M1. Clinical studies of fungal infections
Oral Abstract Submission
Ephraim L. Tsalik, MD, MHS, PhD
Disclosure: BioFire: Grant/Research Support
Biomerieux: Grant/Research Support
Predigen, Inc.: Officer or Board Member, Research Grant
Qvella: Other Financial or Material Support, Research Collaboration
Barbara D. Alexander, MD, MHS
Professor of Medicine and Pathology
Disclosure: Astellas Pharma: Advisory Board, Consultant, Grant/Research Support, Other Financial or Material Support, Research Grant
Cidara: grant to institution, Research Grant
F2G: grant to institution, Research Grant
Lediant: grant to institution, Grant/Research Support, Other Financial or Material Support, Research Grant
Scynexis: Consultant, grant to institution, Independent Contractor, Research Grant
Candidemia is one of the most common nosocomial bloodstream infections in the United States and causes significant morbidity and mortality in hospitalized patients. Improved rapid diagnostics capable of differentiating candidemia from other causes of febrile illness in the hospitalized patient are of paramount importance. Pathogen class-specific biomarker-based diagnostics such as those focusing on host gene expression patterns in circulating leukocytes may offer a promising alternative.

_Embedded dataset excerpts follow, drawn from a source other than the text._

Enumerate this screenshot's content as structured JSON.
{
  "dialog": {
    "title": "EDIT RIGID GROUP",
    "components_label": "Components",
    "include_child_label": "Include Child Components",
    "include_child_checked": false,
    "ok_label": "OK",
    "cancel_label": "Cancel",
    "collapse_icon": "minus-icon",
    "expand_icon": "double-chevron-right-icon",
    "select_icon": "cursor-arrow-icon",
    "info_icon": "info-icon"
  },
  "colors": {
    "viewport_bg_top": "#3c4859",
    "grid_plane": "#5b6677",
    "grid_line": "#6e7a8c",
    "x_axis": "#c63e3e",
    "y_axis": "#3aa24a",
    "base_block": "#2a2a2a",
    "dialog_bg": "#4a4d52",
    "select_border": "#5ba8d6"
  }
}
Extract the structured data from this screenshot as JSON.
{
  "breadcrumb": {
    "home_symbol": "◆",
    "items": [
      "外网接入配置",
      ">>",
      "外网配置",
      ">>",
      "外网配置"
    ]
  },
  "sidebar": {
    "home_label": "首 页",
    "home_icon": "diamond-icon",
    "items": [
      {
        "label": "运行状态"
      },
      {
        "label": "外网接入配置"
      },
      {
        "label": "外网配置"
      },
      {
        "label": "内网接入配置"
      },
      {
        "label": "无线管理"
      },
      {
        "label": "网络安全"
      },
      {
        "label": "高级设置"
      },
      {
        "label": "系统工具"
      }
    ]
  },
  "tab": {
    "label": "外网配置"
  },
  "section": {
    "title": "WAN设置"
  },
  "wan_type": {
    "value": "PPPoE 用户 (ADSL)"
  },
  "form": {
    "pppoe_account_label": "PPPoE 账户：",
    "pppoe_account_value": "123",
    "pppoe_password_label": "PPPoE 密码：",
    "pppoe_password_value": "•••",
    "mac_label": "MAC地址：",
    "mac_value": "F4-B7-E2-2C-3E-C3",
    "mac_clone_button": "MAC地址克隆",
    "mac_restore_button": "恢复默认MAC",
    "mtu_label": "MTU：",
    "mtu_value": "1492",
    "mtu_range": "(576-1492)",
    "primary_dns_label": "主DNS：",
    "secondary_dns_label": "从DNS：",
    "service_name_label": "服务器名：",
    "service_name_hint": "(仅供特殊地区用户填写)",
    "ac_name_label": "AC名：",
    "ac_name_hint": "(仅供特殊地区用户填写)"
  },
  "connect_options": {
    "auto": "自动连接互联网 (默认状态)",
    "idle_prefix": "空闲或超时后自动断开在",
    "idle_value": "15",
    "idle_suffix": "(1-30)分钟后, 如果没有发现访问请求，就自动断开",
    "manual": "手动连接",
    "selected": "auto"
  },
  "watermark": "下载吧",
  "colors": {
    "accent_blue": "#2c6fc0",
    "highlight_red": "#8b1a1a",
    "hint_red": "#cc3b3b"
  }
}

RNA sequencing was performed on peripheral blood samples from twenty-seven hospitalized patients with blood culture positive invasive candidiasis. Samples from healthy controls as well as at-risk subjects with acute febrile illness and similar clinical backgrounds but other infectious or non-infectious etiologies were used as comparator phenotypes (35 subjects with culture-proven bacterial infection, 49 with confirmed viral infection, 17 with acute non-infectious illness). Bayesian techniques were utilized to develop infection-specific classifiers and leave one out cross-validation was used to estimate predictive probability of each pathogen class.
Candidemia triggers a unique, robust and conserved transcriptomic response in human hosts with 1170 genes differentially upregulated compared to healthy controls. Based on this strength of signal, we developed a transcriptomic classifier that was capable of identifying candidemia, viral, or bacterial infection with a high degree of accuracy (auROC for Candida 0.93, Bacterial 0.98, Viral 0.99). The Candida component of this classifier (29-genes) was able to diagnose candidemia with a sensitivity of 88% and specificity of 100%.
The host transcriptomic response during candidemia in hospitalized adults is highly conserved and unique from the genomic responses to acute viral and bacterial infection. This approach shows promise for the development of host response-based classifiers capable of differentiating multiple types of clinical illnesses at once in at-risk febrile patients.